Die Scharfäugigkeit, unter der alle Jüngeren zu leiden haben, ob sie auch ein/e KandidatIn sind? Unsere Verfluchung zur Fröhlichkeit und Lebenslust, damit ja Niemand Angst um uns haben muss? Die Pflicht zum Erfolg in allen Lebenslagen - - - (vielleicht sollte man mal unter diesem Aspekt die "Protestantische Ethik" von Max WEBER lesen?)

Organisationen u n d SelbstmörderInnen nehmen keinerlei Rücksicht auf diese Menschen - was sind schon mögliche 10 Jahre einem alten Menschen Windelnwechseln gegen ein Leben im Schatten solcher Erlebnisse?

- die historisch-politische, denn über Deutschland wird sicher noch einige Generationen lang der Schatten seiner Geschichte liegen.

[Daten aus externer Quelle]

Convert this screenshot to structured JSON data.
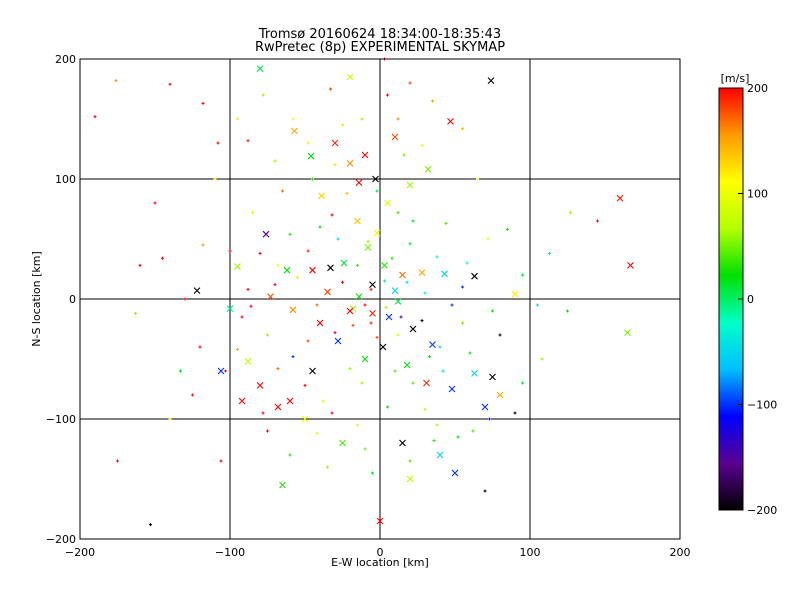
{
  "chart_data": {
    "type": "scatter",
    "title": "Tromsø 20160624 18:34:00-18:35:43",
    "subtitle": "RwPretec (8p) EXPERIMENTAL SKYMAP",
    "xlabel": "E-W location [km]",
    "ylabel": "N-S location [km]",
    "xlim": [
      -200,
      200
    ],
    "ylim": [
      -200,
      200
    ],
    "xticks": [
      -200,
      -100,
      0,
      100,
      200
    ],
    "yticks": [
      -200,
      -100,
      0,
      100,
      200
    ],
    "grid": true,
    "grid_values": {
      "x": [
        -100,
        0,
        100
      ],
      "y": [
        -100,
        0,
        100
      ]
    },
    "colorbar": {
      "label": "[m/s]",
      "range": [
        -200,
        200
      ],
      "ticks": [
        -200,
        -100,
        0,
        100,
        200
      ],
      "colors": [
        "#000000",
        "#5a0091",
        "#0000ff",
        "#00bfff",
        "#00ffc8",
        "#00e000",
        "#b4ff00",
        "#ffff00",
        "#ff9a00",
        "#ff0000"
      ]
    },
    "markers": {
      "dot": "+",
      "cross": "x"
    },
    "series": [
      {
        "marker": "cross",
        "points": [
          [
            -80,
            192,
            10
          ],
          [
            74,
            182,
            -200
          ],
          [
            -20,
            185,
            80
          ],
          [
            47,
            148,
            200
          ],
          [
            -57,
            140,
            150
          ],
          [
            -30,
            130,
            190
          ],
          [
            10,
            135,
            180
          ],
          [
            -46,
            119,
            20
          ],
          [
            32,
            108,
            50
          ],
          [
            -3,
            100,
            -200
          ],
          [
            -10,
            120,
            200
          ],
          [
            5,
            80,
            90
          ],
          [
            -15,
            65,
            140
          ],
          [
            -8,
            43,
            50
          ],
          [
            -24,
            30,
            10
          ],
          [
            15,
            20,
            170
          ],
          [
            -33,
            26,
            -200
          ],
          [
            -45,
            24,
            200
          ],
          [
            -62,
            24,
            20
          ],
          [
            -95,
            27,
            60
          ],
          [
            -122,
            7,
            -200
          ],
          [
            -100,
            -8,
            -10
          ],
          [
            -73,
            2,
            180
          ],
          [
            -58,
            -9,
            160
          ],
          [
            -35,
            6,
            180
          ],
          [
            -18,
            -8,
            60
          ],
          [
            -5,
            12,
            -200
          ],
          [
            6,
            -15,
            -100
          ],
          [
            10,
            7,
            -50
          ],
          [
            28,
            22,
            150
          ],
          [
            43,
            21,
            -50
          ],
          [
            63,
            19,
            -200
          ],
          [
            90,
            4,
            120
          ],
          [
            167,
            28,
            200
          ],
          [
            160,
            84,
            190
          ],
          [
            165,
            -28,
            50
          ],
          [
            -106,
            -60,
            -100
          ],
          [
            -88,
            -52,
            70
          ],
          [
            -80,
            -72,
            200
          ],
          [
            -60,
            -85,
            200
          ],
          [
            -45,
            -60,
            -200
          ],
          [
            -28,
            -35,
            -100
          ],
          [
            -10,
            -50,
            20
          ],
          [
            2,
            -40,
            -200
          ],
          [
            18,
            -55,
            20
          ],
          [
            31,
            -70,
            190
          ],
          [
            48,
            -75,
            -100
          ],
          [
            63,
            -62,
            -50
          ],
          [
            75,
            -65,
            -200
          ],
          [
            80,
            -80,
            150
          ],
          [
            70,
            -90,
            -100
          ],
          [
            -92,
            -85,
            200
          ],
          [
            -50,
            -100,
            100
          ],
          [
            -25,
            -120,
            40
          ],
          [
            15,
            -120,
            -200
          ],
          [
            40,
            -130,
            -50
          ],
          [
            50,
            -145,
            -100
          ],
          [
            -65,
            -155,
            30
          ],
          [
            20,
            -150,
            70
          ],
          [
            0,
            -185,
            200
          ],
          [
            -68,
            -90,
            200
          ],
          [
            -40,
            -20,
            200
          ],
          [
            -20,
            -10,
            200
          ],
          [
            -5,
            -12,
            190
          ],
          [
            22,
            -25,
            -200
          ],
          [
            35,
            -38,
            -100
          ],
          [
            -14,
            97,
            200
          ],
          [
            -39,
            86,
            130
          ],
          [
            -20,
            113,
            160
          ],
          [
            20,
            95,
            60
          ],
          [
            -14,
            2,
            20
          ],
          [
            3,
            28,
            30
          ],
          [
            -2,
            55,
            100
          ],
          [
            12,
            -2,
            10
          ],
          [
            -76,
            54,
            -150
          ]
        ]
      },
      {
        "marker": "dot",
        "points": [
          [
            -190,
            152,
            200
          ],
          [
            -176,
            182,
            160
          ],
          [
            -140,
            179,
            200
          ],
          [
            -118,
            163,
            200
          ],
          [
            -153,
            -188,
            -200
          ],
          [
            -175,
            -135,
            200
          ],
          [
            -150,
            80,
            200
          ],
          [
            -160,
            28,
            200
          ],
          [
            -163,
            -12,
            60
          ],
          [
            -125,
            -80,
            190
          ],
          [
            -106,
            -135,
            200
          ],
          [
            -95,
            150,
            120
          ],
          [
            -78,
            170,
            60
          ],
          [
            -58,
            150,
            100
          ],
          [
            -33,
            175,
            180
          ],
          [
            3,
            200,
            200
          ],
          [
            20,
            180,
            180
          ],
          [
            35,
            165,
            150
          ],
          [
            55,
            142,
            140
          ],
          [
            65,
            100,
            110
          ],
          [
            85,
            58,
            20
          ],
          [
            95,
            20,
            10
          ],
          [
            105,
            -5,
            -50
          ],
          [
            108,
            -50,
            60
          ],
          [
            95,
            -70,
            10
          ],
          [
            73,
            -100,
            -100
          ],
          [
            52,
            -115,
            20
          ],
          [
            38,
            -105,
            60
          ],
          [
            70,
            -160,
            -200
          ],
          [
            90,
            -95,
            -200
          ],
          [
            113,
            38,
            -50
          ],
          [
            127,
            72,
            60
          ],
          [
            145,
            65,
            200
          ],
          [
            125,
            -10,
            20
          ],
          [
            -133,
            -60,
            20
          ],
          [
            -140,
            -100,
            120
          ],
          [
            -145,
            34,
            200
          ],
          [
            -130,
            0,
            200
          ],
          [
            -120,
            -40,
            200
          ],
          [
            -108,
            130,
            200
          ],
          [
            -70,
            115,
            60
          ],
          [
            -45,
            100,
            30
          ],
          [
            -32,
            70,
            200
          ],
          [
            -12,
            150,
            60
          ],
          [
            16,
            120,
            50
          ],
          [
            44,
            63,
            40
          ],
          [
            58,
            30,
            -20
          ],
          [
            72,
            50,
            100
          ],
          [
            80,
            -30,
            -200
          ],
          [
            55,
            -20,
            50
          ],
          [
            40,
            -40,
            -50
          ],
          [
            22,
            -70,
            40
          ],
          [
            5,
            -90,
            20
          ],
          [
            -15,
            -105,
            80
          ],
          [
            -38,
            -85,
            90
          ],
          [
            -58,
            -48,
            -100
          ],
          [
            -75,
            -30,
            60
          ],
          [
            -92,
            -15,
            200
          ],
          [
            -100,
            40,
            200
          ],
          [
            -85,
            72,
            100
          ],
          [
            -65,
            90,
            170
          ],
          [
            -48,
            40,
            190
          ],
          [
            -28,
            50,
            -50
          ],
          [
            -18,
            -22,
            180
          ],
          [
            -6,
            8,
            190
          ],
          [
            8,
            34,
            30
          ],
          [
            20,
            46,
            10
          ],
          [
            30,
            5,
            -30
          ],
          [
            48,
            -5,
            -100
          ],
          [
            28,
            -18,
            -200
          ],
          [
            12,
            -30,
            90
          ],
          [
            -2,
            -32,
            180
          ],
          [
            -25,
            14,
            200
          ],
          [
            -42,
            -5,
            170
          ],
          [
            -55,
            18,
            120
          ],
          [
            -70,
            12,
            200
          ],
          [
            -88,
            8,
            200
          ],
          [
            -50,
            -72,
            200
          ],
          [
            -32,
            -95,
            200
          ],
          [
            -12,
            -70,
            60
          ],
          [
            10,
            -60,
            40
          ],
          [
            30,
            -92,
            70
          ],
          [
            42,
            -60,
            -50
          ],
          [
            60,
            -45,
            20
          ],
          [
            75,
            -10,
            20
          ],
          [
            5,
            170,
            200
          ],
          [
            -25,
            145,
            80
          ],
          [
            -110,
            100,
            120
          ],
          [
            -118,
            45,
            160
          ],
          [
            -75,
            -110,
            200
          ],
          [
            -60,
            -130,
            30
          ],
          [
            -35,
            -140,
            60
          ],
          [
            -5,
            -145,
            20
          ],
          [
            20,
            -135,
            40
          ],
          [
            36,
            -118,
            30
          ],
          [
            62,
            -110,
            40
          ],
          [
            -2,
            90,
            10
          ],
          [
            12,
            72,
            40
          ],
          [
            -22,
            88,
            140
          ],
          [
            -40,
            60,
            20
          ],
          [
            -60,
            54,
            30
          ],
          [
            -80,
            38,
            200
          ],
          [
            -15,
            28,
            40
          ],
          [
            3,
            15,
            -10
          ],
          [
            18,
            14,
            -50
          ],
          [
            -10,
            -5,
            200
          ],
          [
            4,
            -7,
            60
          ],
          [
            -30,
            -28,
            200
          ],
          [
            -48,
            -35,
            180
          ],
          [
            -68,
            -58,
            170
          ],
          [
            38,
            35,
            -20
          ],
          [
            55,
            10,
            -100
          ],
          [
            14,
            -15,
            -150
          ],
          [
            -6,
            -20,
            190
          ],
          [
            -78,
            -95,
            200
          ],
          [
            -88,
            132,
            190
          ],
          [
            -48,
            130,
            120
          ],
          [
            -30,
            112,
            80
          ],
          [
            12,
            150,
            160
          ],
          [
            28,
            128,
            100
          ],
          [
            22,
            65,
            20
          ],
          [
            -8,
            48,
            60
          ],
          [
            -68,
            28,
            100
          ],
          [
            33,
            -48,
            20
          ],
          [
            -20,
            -58,
            60
          ],
          [
            -42,
            -112,
            80
          ],
          [
            -10,
            -125,
            50
          ],
          [
            -103,
            -60,
            200
          ],
          [
            -95,
            -42,
            150
          ],
          [
            -86,
            -6,
            200
          ]
        ]
      }
    ]
  }
}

Das Geprägtsein von der Geschichte des Nationalsozialismus unterscheidet unser Denken, unsere Wahrnehmung und unsere Sensibilität autoritären Tendenzen gegenüber sehr vom Denken und von den Einstellungen der SchweizerInnen: Als Deutsche bin ich wesentlich empfindlicher schwarz-weiss-roten Plakaten gegenüber, die religiöse Minderheiten diskriminieren, Fackelzügen mit frommen Parolen, Kongressen, die von kleinen obskuren Esosekten organisiert werden.

Deutsche meiner Generation stolpern andauern dort über "Löcher im Teppich der Demokratie", über die weniger kritisch sozialisierte Leute locker, geruhsam hinweglatschen: "Heb`doch einfach die Füsse hoch - ist doch viel zu flach zum Hineinfallen!" Die moderne Euthanasiebewegung ist in meinen Augen ein solches "Loch im Teppich der Demokratie". Und wer einst "rein fallen wird" sind alte Menschen, Schwerstkranke und Menschen mit Behinderungen. Der Strick, an dem wir baumeln werden, heisst: Nutzlosigkeit!

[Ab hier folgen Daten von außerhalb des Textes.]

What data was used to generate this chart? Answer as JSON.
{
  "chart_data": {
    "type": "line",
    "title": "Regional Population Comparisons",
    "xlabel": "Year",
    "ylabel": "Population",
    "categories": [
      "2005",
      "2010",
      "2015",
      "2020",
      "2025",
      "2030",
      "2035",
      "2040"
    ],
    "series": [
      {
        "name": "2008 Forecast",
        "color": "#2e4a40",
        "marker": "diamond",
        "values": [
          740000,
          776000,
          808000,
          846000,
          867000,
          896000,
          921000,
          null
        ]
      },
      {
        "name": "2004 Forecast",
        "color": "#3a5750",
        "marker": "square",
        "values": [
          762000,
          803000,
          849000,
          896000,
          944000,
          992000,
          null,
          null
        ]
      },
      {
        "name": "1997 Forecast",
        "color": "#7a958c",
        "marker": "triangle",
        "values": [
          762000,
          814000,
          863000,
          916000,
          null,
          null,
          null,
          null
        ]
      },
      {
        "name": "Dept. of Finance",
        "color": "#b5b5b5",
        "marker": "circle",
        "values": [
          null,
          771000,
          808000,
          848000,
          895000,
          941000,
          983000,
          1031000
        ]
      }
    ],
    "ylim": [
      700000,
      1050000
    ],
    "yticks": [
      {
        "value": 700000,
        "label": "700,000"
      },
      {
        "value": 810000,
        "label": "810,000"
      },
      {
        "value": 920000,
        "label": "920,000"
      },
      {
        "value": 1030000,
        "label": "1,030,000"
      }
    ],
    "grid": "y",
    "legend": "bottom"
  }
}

Wer zieht denn die Grenze, wann man sich umbringen darf oder nicht? Wer definiert welchen Krankheitszustand? Wer legitimiert diese "Sterbehelfer"? Welches Kind darf leben und welches nicht? Welche Oma weiter vegitieren und welche nicht? Woher wissen wir, was "Leiden" ist? Das kann letztlich nur jeder Mensch für sich selbst bestimmen - - - und dann um Hilfe schreien, das ist sein Menschenrecht. Töten darf er sich nicht - u.A. deshalb, weil dann wichtige Grenzen verwischt werden, welche "Gut und Böse" vor dem Hintergrund unserer kultur-historischen Entwicklung in Richtung einer humanen, gleichberechtigten und demokratische Gesellschaft definieren.

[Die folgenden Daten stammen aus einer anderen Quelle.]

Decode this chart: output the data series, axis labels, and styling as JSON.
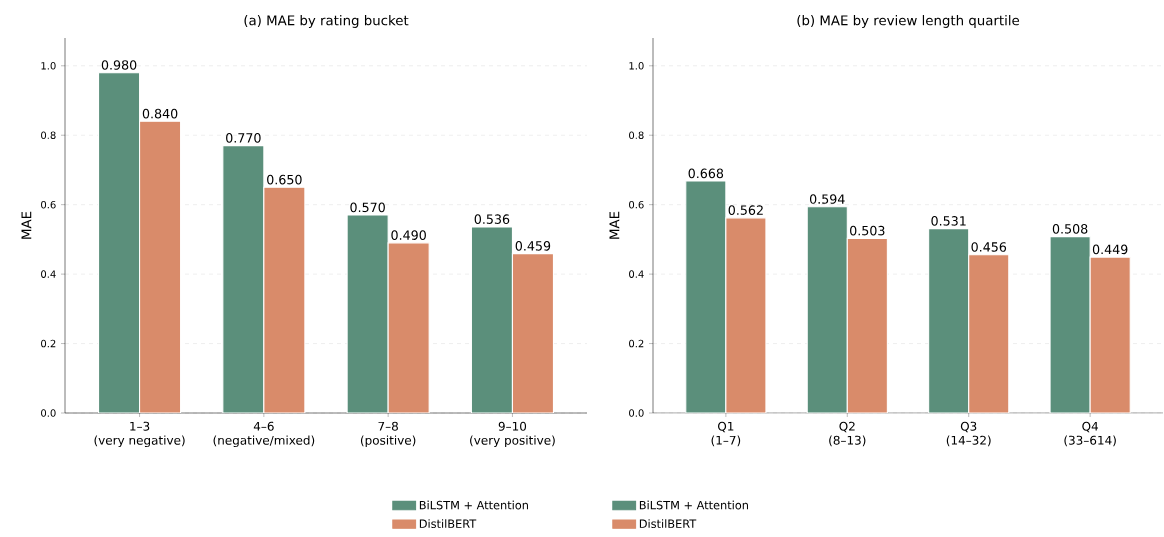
{
  "chart_data": [
    {
      "type": "bar",
      "title": "(a) MAE by rating bucket",
      "ylabel": "MAE",
      "categories": [
        "1–3\n(very negative)",
        "4–6\n(negative/mixed)",
        "7–8\n(positive)",
        "9–10\n(very positive)"
      ],
      "series": [
        {
          "name": "BiLSTM + Attention",
          "color": "#5b8f7b",
          "values": [
            0.98,
            0.77,
            0.57,
            0.536
          ],
          "value_labels": [
            "0.980",
            "0.770",
            "0.570",
            "0.536"
          ]
        },
        {
          "name": "DistilBERT",
          "color": "#d98b6a",
          "values": [
            0.84,
            0.65,
            0.49,
            0.459
          ],
          "value_labels": [
            "0.840",
            "0.650",
            "0.490",
            "0.459"
          ]
        }
      ],
      "ylim": [
        0,
        1.08
      ],
      "yticks": [
        {
          "value": 0,
          "label": "0.0"
        },
        {
          "value": 0.2,
          "label": "0.2"
        },
        {
          "value": 0.4,
          "label": "0.4"
        },
        {
          "value": 0.6,
          "label": "0.6"
        },
        {
          "value": 0.8,
          "label": "0.8"
        },
        {
          "value": 1.0,
          "label": "1.0"
        }
      ],
      "grid": "y",
      "legend": "bottom"
    },
    {
      "type": "bar",
      "title": "(b) MAE by review length quartile",
      "ylabel": "MAE",
      "categories": [
        "Q1\n(1–7)",
        "Q2\n(8–13)",
        "Q3\n(14–32)",
        "Q4\n(33–614)"
      ],
      "series": [
        {
          "name": "BiLSTM + Attention",
          "color": "#5b8f7b",
          "values": [
            0.668,
            0.594,
            0.531,
            0.508
          ],
          "value_labels": [
            "0.668",
            "0.594",
            "0.531",
            "0.508"
          ]
        },
        {
          "name": "DistilBERT",
          "color": "#d98b6a",
          "values": [
            0.562,
            0.503,
            0.456,
            0.449
          ],
          "value_labels": [
            "0.562",
            "0.503",
            "0.456",
            "0.449"
          ]
        }
      ],
      "ylim": [
        0,
        1.08
      ],
      "yticks": [
        {
          "value": 0,
          "label": "0.0"
        },
        {
          "value": 0.2,
          "label": "0.2"
        },
        {
          "value": 0.4,
          "label": "0.4"
        },
        {
          "value": 0.6,
          "label": "0.6"
        },
        {
          "value": 0.8,
          "label": "0.8"
        },
        {
          "value": 1.0,
          "label": "1.0"
        }
      ],
      "grid": "y",
      "legend": "bottom"
    }
  ]
}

Bin ich doch froh, dass der Grosse Gärtner uns aus diesem soften Garten der Beliebigkeit hinaus geschmissen hat: "Scientes bonum et malum."

mit freundlichen Grüssen - Martina Schäfer

Sonntag, 15. Mai 2011 - 15:33 Uhr
09.02.2011 - zum neuen Pfarreiforum

Ich gratuliere allen Beteiligten herzlich zum absolut geglückten Relaunch des Pfarrei Forum inklusive Website. Beides kommt frisch und einladend daher, die Text- und Bildelemente sind ausgewogen in der gedruckten Form, das Surfen auf der Website ist ein Vergnügen. Dabei ist das Layout des Pfarrei Forum nicht einfach schöne Hülle. Der bis jetzt schon vielseitige und professionell gemachte Inhalt ist aber eindeutig schöner "verpackt" als vorher. Ein besonders dickes Lob für die Kinderseite - gedruckt und online! Herzliche Grüsse von der Kommunikationsbeauftragten des Bistums St. Gallen!